Nürnberg (dpa) – Bundesinnenminister Horst Seehofer (CSU) hat sich mit seinem Gesetzesentwurf zum Familiennachzug von Flüchtlingen nach eigenen Worten «strikt» an den Koalitionsvertrag gehalten. Er verstehe daher die vom Koalitionspartner SPD ausgelöste Debatte in diesem Verfahrensstadium nicht, sagte Seehofer am Freitag beim Besuch des Bundesamts für Migration und Flüchtlinge in Nürnberg.

«Ich orientiere mich sehr, sehr eng am Koalitionsvertrag, weil ich selbst immer dafür geworben habe, dass wir auf allen Seiten sehr vertragstreu sind und das nicht öffentlich zur Disposition stellen», sagte Seehofer. «Ich rate uns allen zur Gelassenheit. Für Aufregung besteht immer noch Zeit genug, wenn man sich nicht in der Ressortanhörung verständigt.» Der Sinn dieses Abstimmungsprozesses zwischen den verschiedenen Ministerien über einen Gesetzesentwurf sei schließlich, dass alle Beteiligten ihre Vorstellungen einbringen könnten. Seehofer bezeichnete die aktuelle Debatte daher als «eigenartige Diskussion»: «Es ist ziemlich unüblich, eine solche Ressortanhörung öffentlich zu begleiten. Es wäre nicht bekömmlich, wenn wir das bei jedem Entwurf machen.»

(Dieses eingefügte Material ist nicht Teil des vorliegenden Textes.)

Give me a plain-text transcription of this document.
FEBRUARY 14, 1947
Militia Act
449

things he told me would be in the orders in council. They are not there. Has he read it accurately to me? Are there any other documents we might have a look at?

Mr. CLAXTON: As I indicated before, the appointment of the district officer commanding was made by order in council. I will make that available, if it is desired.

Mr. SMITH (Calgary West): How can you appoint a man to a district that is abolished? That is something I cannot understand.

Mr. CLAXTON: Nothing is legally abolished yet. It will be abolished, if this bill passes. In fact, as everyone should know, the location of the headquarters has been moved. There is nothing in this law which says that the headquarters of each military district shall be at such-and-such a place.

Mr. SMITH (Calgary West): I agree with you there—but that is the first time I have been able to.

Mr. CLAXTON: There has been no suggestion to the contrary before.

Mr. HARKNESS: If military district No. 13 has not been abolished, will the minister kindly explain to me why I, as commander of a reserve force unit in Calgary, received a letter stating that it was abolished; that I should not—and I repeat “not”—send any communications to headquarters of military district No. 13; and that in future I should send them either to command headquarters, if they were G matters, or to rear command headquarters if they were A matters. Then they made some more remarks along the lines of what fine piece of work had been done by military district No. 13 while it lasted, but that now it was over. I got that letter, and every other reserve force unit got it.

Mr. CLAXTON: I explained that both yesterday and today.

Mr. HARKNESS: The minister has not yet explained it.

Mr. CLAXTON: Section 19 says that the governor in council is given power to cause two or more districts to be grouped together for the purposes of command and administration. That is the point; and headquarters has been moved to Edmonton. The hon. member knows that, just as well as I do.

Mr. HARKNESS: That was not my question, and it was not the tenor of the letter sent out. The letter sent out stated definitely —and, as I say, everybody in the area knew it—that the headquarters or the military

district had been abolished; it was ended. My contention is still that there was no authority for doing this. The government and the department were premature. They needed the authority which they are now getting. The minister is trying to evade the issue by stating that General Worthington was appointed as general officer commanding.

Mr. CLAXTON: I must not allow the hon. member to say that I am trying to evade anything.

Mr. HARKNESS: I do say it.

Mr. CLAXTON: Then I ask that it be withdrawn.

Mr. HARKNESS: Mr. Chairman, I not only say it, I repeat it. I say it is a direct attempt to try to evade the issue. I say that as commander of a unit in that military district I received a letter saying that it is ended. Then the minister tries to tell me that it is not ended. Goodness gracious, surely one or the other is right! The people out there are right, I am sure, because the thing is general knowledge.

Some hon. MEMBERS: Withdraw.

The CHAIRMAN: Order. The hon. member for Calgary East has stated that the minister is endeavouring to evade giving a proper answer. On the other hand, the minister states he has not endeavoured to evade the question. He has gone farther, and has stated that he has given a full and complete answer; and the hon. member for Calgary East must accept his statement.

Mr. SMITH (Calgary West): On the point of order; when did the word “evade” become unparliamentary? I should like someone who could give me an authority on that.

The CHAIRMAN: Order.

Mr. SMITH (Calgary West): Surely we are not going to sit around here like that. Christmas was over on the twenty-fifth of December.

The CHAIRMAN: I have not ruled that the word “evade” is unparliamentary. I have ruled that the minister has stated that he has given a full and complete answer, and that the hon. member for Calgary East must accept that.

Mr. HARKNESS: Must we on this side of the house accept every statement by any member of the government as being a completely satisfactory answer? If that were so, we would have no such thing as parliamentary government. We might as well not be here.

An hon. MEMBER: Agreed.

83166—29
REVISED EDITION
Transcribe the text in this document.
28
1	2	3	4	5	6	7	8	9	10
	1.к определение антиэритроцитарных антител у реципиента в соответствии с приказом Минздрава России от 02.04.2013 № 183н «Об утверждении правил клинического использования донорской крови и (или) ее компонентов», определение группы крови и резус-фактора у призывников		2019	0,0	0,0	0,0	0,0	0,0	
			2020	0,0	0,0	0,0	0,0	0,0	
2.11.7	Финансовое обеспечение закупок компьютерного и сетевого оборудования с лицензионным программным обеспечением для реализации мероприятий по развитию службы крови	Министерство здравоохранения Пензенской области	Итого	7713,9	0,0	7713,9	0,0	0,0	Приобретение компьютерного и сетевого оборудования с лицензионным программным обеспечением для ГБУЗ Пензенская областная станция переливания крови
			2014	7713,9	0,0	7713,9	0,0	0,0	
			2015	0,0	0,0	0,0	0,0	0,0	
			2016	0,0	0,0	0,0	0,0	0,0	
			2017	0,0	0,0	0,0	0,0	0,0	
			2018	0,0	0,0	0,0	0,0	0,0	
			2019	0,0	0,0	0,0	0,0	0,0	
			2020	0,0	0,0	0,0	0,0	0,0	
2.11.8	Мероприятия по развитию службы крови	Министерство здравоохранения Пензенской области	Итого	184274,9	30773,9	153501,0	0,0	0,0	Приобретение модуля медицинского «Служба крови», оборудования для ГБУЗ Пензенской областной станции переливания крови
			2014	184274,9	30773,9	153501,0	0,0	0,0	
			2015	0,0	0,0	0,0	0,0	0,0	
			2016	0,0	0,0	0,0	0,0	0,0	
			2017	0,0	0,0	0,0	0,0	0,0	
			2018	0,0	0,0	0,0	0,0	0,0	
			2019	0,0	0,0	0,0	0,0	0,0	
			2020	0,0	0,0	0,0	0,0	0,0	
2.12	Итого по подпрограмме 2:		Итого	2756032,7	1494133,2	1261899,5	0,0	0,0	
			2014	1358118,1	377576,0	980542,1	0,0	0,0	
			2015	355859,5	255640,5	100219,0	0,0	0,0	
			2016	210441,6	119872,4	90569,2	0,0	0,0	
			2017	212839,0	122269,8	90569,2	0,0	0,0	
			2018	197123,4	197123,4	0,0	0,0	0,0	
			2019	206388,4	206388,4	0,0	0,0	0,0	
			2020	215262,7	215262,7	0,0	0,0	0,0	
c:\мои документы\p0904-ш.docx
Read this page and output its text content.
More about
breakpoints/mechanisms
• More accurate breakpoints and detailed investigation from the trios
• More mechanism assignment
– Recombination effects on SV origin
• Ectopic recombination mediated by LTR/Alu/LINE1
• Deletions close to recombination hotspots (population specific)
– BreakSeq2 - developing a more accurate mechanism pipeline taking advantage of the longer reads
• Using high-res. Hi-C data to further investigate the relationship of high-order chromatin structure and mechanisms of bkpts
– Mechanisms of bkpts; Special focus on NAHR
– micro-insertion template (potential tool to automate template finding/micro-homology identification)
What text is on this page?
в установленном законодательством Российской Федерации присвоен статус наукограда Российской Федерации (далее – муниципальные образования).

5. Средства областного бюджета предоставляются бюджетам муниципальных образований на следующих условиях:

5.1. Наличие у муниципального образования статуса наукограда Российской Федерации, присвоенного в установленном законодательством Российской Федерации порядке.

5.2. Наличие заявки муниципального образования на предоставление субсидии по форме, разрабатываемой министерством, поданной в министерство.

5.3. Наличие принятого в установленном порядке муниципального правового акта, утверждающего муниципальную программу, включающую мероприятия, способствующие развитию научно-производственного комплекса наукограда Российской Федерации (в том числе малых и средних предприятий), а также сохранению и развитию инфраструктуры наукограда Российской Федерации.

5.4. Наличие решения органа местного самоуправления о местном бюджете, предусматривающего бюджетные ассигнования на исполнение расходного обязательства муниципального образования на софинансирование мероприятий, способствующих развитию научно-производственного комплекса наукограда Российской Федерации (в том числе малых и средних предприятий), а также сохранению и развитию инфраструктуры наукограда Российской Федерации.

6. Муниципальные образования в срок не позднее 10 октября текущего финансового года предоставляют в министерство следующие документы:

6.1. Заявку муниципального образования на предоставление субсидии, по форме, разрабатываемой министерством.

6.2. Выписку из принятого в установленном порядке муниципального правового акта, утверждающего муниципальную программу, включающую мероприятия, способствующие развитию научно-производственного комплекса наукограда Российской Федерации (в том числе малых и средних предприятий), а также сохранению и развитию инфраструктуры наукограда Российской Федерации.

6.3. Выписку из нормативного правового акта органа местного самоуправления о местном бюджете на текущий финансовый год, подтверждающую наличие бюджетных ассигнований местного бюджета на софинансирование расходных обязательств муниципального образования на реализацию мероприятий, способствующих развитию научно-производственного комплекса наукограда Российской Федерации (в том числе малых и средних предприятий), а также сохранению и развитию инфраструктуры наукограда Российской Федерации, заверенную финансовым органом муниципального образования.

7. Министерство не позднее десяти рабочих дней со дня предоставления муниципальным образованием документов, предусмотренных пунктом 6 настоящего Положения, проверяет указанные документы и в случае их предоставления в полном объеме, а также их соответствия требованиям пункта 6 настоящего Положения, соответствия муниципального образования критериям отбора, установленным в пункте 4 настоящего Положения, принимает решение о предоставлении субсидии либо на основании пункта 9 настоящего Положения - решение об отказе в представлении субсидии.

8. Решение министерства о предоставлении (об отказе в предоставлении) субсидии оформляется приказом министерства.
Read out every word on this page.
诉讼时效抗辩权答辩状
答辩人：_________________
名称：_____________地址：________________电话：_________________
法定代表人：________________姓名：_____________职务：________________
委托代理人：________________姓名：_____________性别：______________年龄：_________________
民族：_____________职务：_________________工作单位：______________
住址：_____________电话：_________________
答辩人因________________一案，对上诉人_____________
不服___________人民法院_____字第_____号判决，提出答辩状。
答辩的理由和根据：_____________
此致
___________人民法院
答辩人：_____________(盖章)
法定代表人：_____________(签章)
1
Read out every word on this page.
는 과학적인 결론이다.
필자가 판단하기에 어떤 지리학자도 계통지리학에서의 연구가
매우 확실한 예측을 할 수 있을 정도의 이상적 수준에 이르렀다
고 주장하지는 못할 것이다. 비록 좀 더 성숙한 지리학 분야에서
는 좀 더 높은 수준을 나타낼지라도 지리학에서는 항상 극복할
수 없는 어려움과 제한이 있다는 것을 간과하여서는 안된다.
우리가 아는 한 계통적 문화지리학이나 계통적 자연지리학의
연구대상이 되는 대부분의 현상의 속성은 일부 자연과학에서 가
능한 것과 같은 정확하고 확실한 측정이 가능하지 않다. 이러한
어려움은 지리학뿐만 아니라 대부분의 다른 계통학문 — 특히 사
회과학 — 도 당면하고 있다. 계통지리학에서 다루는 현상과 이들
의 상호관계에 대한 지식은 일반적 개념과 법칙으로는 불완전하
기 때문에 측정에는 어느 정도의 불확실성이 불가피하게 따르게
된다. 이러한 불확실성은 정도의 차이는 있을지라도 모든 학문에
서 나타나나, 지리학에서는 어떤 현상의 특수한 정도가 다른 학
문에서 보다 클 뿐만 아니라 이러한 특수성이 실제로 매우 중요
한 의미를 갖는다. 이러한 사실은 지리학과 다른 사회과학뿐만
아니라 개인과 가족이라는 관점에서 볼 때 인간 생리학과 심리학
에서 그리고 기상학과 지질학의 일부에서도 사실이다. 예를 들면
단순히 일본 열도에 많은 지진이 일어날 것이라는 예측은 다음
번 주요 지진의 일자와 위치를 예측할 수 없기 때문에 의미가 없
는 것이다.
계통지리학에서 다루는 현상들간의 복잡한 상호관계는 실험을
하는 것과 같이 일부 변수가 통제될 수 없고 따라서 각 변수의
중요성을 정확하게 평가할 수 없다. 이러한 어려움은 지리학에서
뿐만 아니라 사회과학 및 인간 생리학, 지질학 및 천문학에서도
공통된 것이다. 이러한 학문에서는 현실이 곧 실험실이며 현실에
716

Seehofers Gesetzesentwurf soll den Familiennachzug für Menschen mit eingeschränktem Schutzstatus ab August regeln. Diese Gruppe kann derzeit praktisch keine Angehörigen nachholen. Laut Koalitionsvertrag wollen Union und SPD maximal 1000 Familienangehörigen pro Monat den Nachzug erlauben. Über die Ausgestaltung der Vereinbarung gibt es aber Streit. Die SPD kritisiert enge Kriterien für die Auswahl der bis zu 1000 Angehörigen.